Job Description
Role Overview
As a Senior Site Reliability Engineer, you will own the stability, reliability, and scalability of production systems. You’ll ensure services remain fast, resilient, and well-observed. This role demands a strong automation mindset, deep troubleshooting skills, and the ability to think like a developer while supporting infrastructure.
Day-to-Day
• Monitor and maintain system health using tools like New Relic, ensuring uptime and performance.
• Build and refine monitoring dashboards and alerts to improve observability.
• Troubleshoot production issues and lead incident response and postmortem processes.
• Automate infrastructure provisioning and deployment workflows using scripting and tooling.
• Define and enforce CI/CD pipeline standards to ensure consistent and reliable releases.
• Collaborate with developers and infrastructure teams to improve reliability and performance.
• Support release schedules and coordinate with QA and development teams.
• Participate in planning for scaling and future infrastructure needs.
• Contribute to building a developer-centric culture and internal tooling.
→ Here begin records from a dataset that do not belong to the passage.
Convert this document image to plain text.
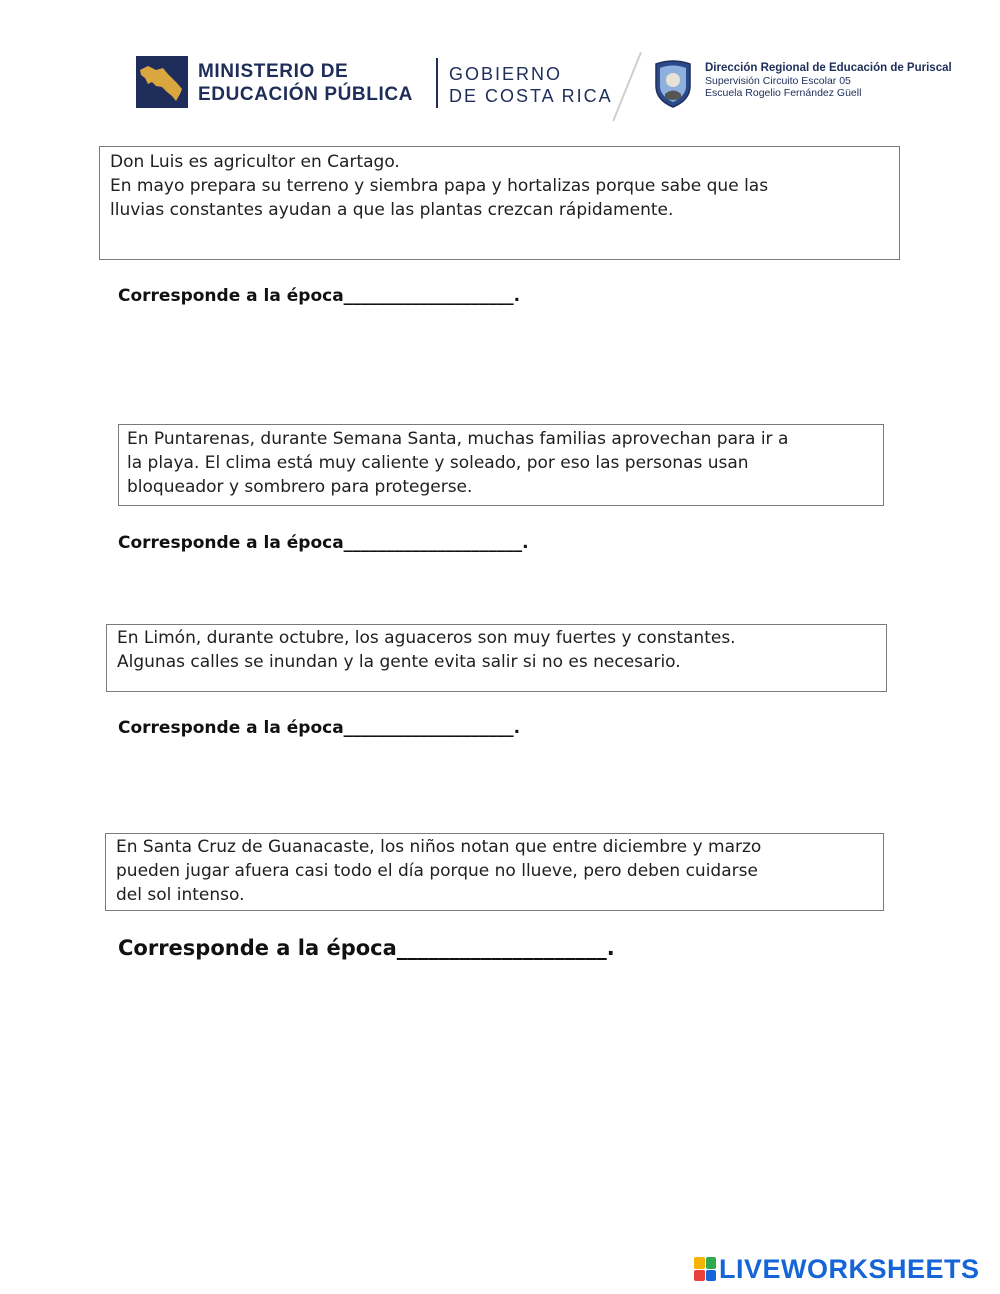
MINISTERIO DE
EDUCACIÓN PÚBLICA
GOBIERNO
DE COSTA RICA
Dirección Regional de Educación de Puriscal
Supervisión Circuito Escolar 05
Escuela Rogelio Fernández Güell

Don Luis es agricultor en Cartago.

En mayo prepara su terreno y siembra papa y hortalizas porque sabe que las

lluvias constantes ayudan a que las plantas crezcan rápidamente.

Corresponde a la época____________________.

En Puntarenas, durante Semana Santa, muchas familias aprovechan para ir a

la playa. El clima está muy caliente y soleado, por eso las personas usan

bloqueador y sombrero para protegerse.

Corresponde a la época_____________________.

En Limón, durante octubre, los aguaceros son muy fuertes y constantes.

Algunas calles se inundan y la gente evita salir si no es necesario.

Corresponde a la época____________________.

En Santa Cruz de Guanacaste, los niños notan que entre diciembre y marzo

pueden jugar afuera casi todo el día porque no llueve, pero deben cuidarse

del sol intenso.

Corresponde a la época____________________.
LIVEWORKSHEETS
Document operational processes, runbooks, and incident reports for transparency and knowledge sharing.
We are a company committed to creating diverse and inclusive environments where people can bring their full, authentic selves to work every day. We are an equal opportunity/affirmative action employer that believes everyone matters. Qualified candidates will receive consideration for employment regardless of their race, color, ethnicity, religion, sex (including pregnancy), sexual orientation, gender identity and expression, marital status, national origin, ancestry, genetic factors, age, disability, protected veteran status, military or uniformed service member status, or any other status or characteristic protected by applicable laws, regulations, and ordinances. If you need assistance and/or a reasonable accommodation due to a disability during the application or recruiting process, please send a request to HR@insightglobal.com.To learn more about how we collect, keep, and process your private information, please review Insight Global's Workforce Privacy Policy: https://insightglobal.com/workforce-privacy-policy/.
Required Skills & Experience
Must-Have
• 5+ years of experience in Site Reliability Engineering
• Hands-on experience with monitoring tools like New Relic and/or Datadog
• Strong expertise in Windows infrastructure
• Proficient in PowerShell and Python scripting
• Familiarity with AWS or Azure (team has more Azure) cloud platforms
• Experience with Infrastructure as Code (IaC) using Terraform and CDK for Terraform
Plusses
• Github experience
• Understanding of DevOps culture and practices
Benefit packages for this role will start on the 31st day of employment and include medical, dental, and vision insurance, as well as HSA, FSA, and DCFSA account options, and 401k retirement account access with employer matching. Employees in this role are also entitled to paid sick leave and/or other paid time off as provided by applicable law.